I think the real reason why I installed Linux on my desktop was because I could customize my desktop environment. When I first started, I knew nothing and everything was amazing. I kept learning and honing my setup until it slowly reached a steady state. It worked well, looked nice and that was it.

Then it just… became boring. Every new screenshot I saw was the same: there’s a menu bar and there are windows. Sometimes they float and sometimes they tile. Half the beauty is in the wallpaper and the colorscheme and nothing felt innovative anymore.

On the other side, movies are portraying computers with these gorgeous sci-fi interfaces. Like absolutely incredible: Tron and Oblivion and Guardians of The Galaxy. Why don’t desktops look like that? They should. I want that.

But when you start to look into it, they’re really damn inflexible. They’re unusable and unnecessary: you have multiple views of the same data on screen, precious real estate going to data that is permanently displayed instead of on request. They are expensive: the entire interface is visually continuous because every program must have a custom design, often animated (an immense increase in effort). And finally the setup is fixed. Window managers have an incredible flexibility in letting you contextually adjust your setup. When I develop I might want two windows open. For browsing, maybe just a single web browser fills the screen. The switch is an unnoticeable press of a few hotkeys, not a hours of piecing together a new interface.
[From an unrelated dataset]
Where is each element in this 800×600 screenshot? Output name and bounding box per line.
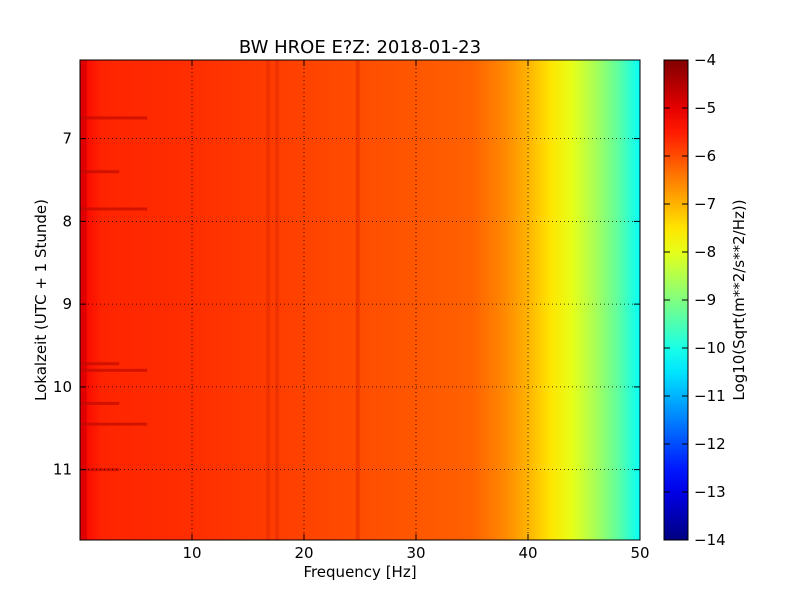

So what I’ve seen people do with their setups is constrained by productivity, but what happens when a bit of this productivity is sacrificed is still vastly unexplored. These CGI interfaces are undeniably beautiful and I am making a project of turning them into reality.

I’ll keep the dev log posted with my progress, maybe writing some longer posts too. I also spend a lot of time finding inspiration for this sort of thing so maybe I can get a Tumblr or repository going for what I find.